Pattern 3: Target Encoding (Categorical → Numerical)
# Encode categorical as target mean (careful: can leak!)
creator.add_target_encoding(
column="product_category",
target="purchase_amount",
cv_folds=5 # Cross-validation to prevent leakage
)
# Creates: product_category_target_encoded
Pattern 4: Polynomial Features
# For non-linear relationships
creator.add_polynomial_features(
columns=["age", "income"],
degree=2,
interaction_only=True
)
# Creates: age^2, income^2, age*income
Commands
# Generate feature engineering pipeline for increment
/ml:engineer-features 0042
# Validate features before training
/ml:validate-features 0042
# Generate feature importance report
/ml:feature-importance 0042
Integration with Other Skills
- ml-pipeline-orchestrator: Task 2 is "Feature Engineering" (uses this skill)
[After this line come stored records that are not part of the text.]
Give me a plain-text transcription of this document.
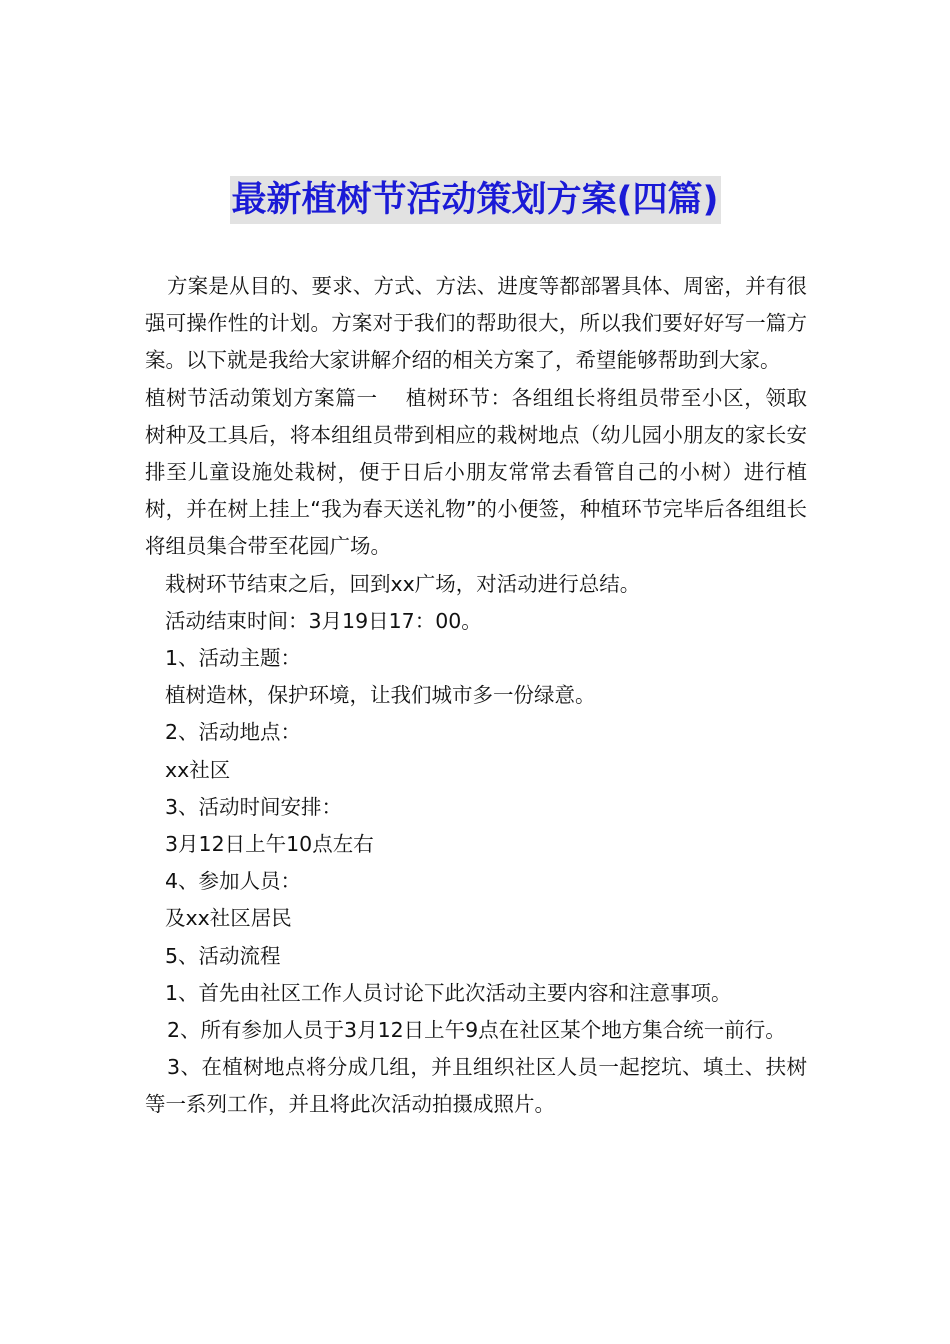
最新植树节活动策划方案(四篇)

方案是从目的、要求、方式、方法、进度等都部署具体、周密，并有很强可操作性的计划。方案对于我们的帮助很大，所以我们要好好写一篇方案。以下就是我给大家讲解介绍的相关方案了，希望能够帮助到大家。

植树节活动策划方案篇一　 植树环节：各组组长将组员带至小区，领取树种及工具后，将本组组员带到相应的栽树地点（幼儿园小朋友的家长安排至儿童设施处栽树，便于日后小朋友常常去看管自己的小树）进行植树，并在树上挂上“我为春天送礼物”的小便签，种植环节完毕后各组组长将组员集合带至花园广场。

栽树环节结束之后，回到xx广场，对活动进行总结。

活动结束时间：3月19日17：00。

1、活动主题：

植树造林，保护环境，让我们城市多一份绿意。

2、活动地点：

xx社区

3、活动时间安排：

3月12日上午10点左右

4、参加人员：

及xx社区居民

5、活动流程

1、首先由社区工作人员讨论下此次活动主要内容和注意事项。

2、所有参加人员于3月12日上午9点在社区某个地方集合统一前行。

3、在植树地点将分成几组，并且组织社区人员一起挖坑、填土、扶树等一系列工作，并且将此次活动拍摄成照片。
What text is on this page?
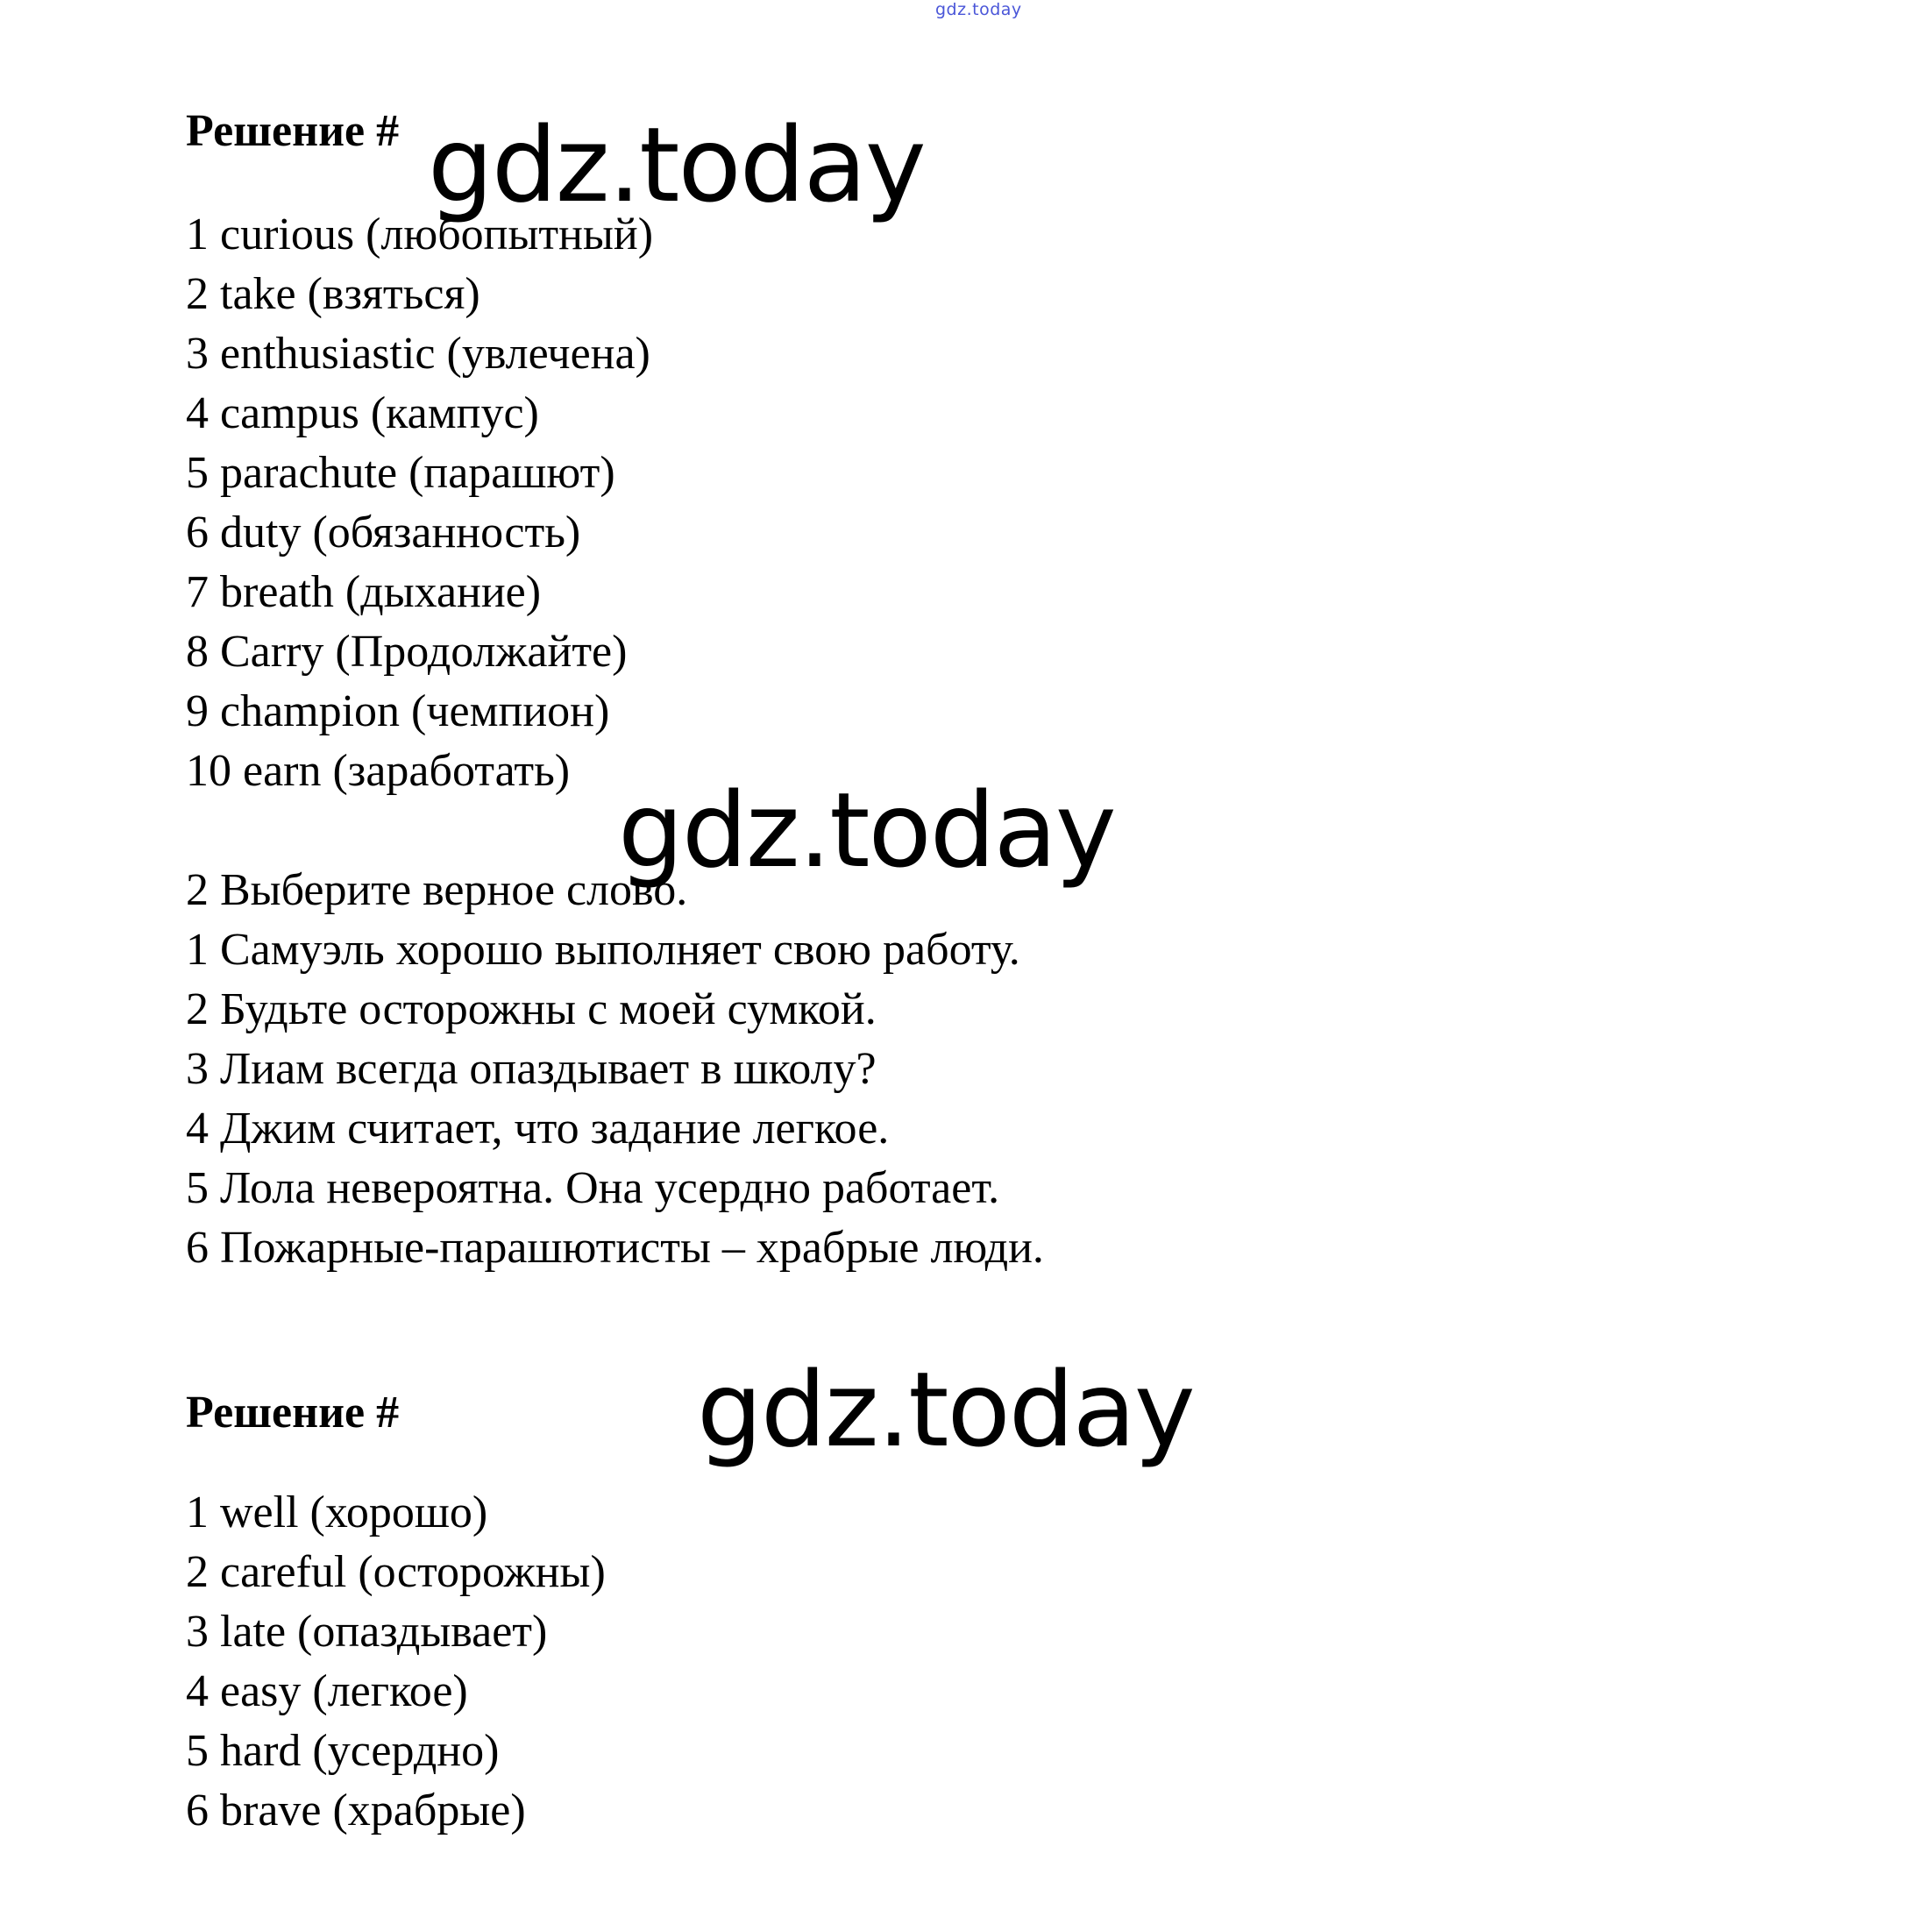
gdz.today
Решение # gdz.today
1 curious (любопытный)
2 take (взяться)
3 enthusiastic (увлечена)
4 campus (кампус)
5 parachute (парашют)
6 duty (обязанность)
7 breath (дыхание)
8 Carry (Продолжайте)
9 champion (чемпион)
10 earn (заработать) gdz.today
2 Выберите верное слово.
1 Самуэль хорошо выполняет свою работу.
2 Будьте осторожны с моей сумкой.
3 Лиам всегда опаздывает в школу?
4 Джим считает, что задание легкое.
5 Лола невероятна. Она усердно работает.
6 Пожарные-парашютисты – храбрые люди.
Решение #	gdz.today
1 well (хорошо)
2 careful (осторожны)
3 late (опаздывает)
4 easy (легкое)
5 hard (усердно)
6 brave (храбрые)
- experiment-tracker: Logs all feature engineering experiments
- model-evaluator: Uses feature importance from models
- ml-deployment-helper: Packages feature transformer for production
Summary
Feature engineering is 70% of ML success. This skill ensures:
- ✅ Systematic approach (quality → create → select → transform → validate)
- ✅ No data leakage (train/test separation enforced)
- ✅ Production-ready (versioned, validated, documented)
- ✅ Reproducible (all steps tracked in increment)
- ✅ Traceable (feature definitions in living docs)
Good features make mediocre models great. Great features make mediocre models excellent.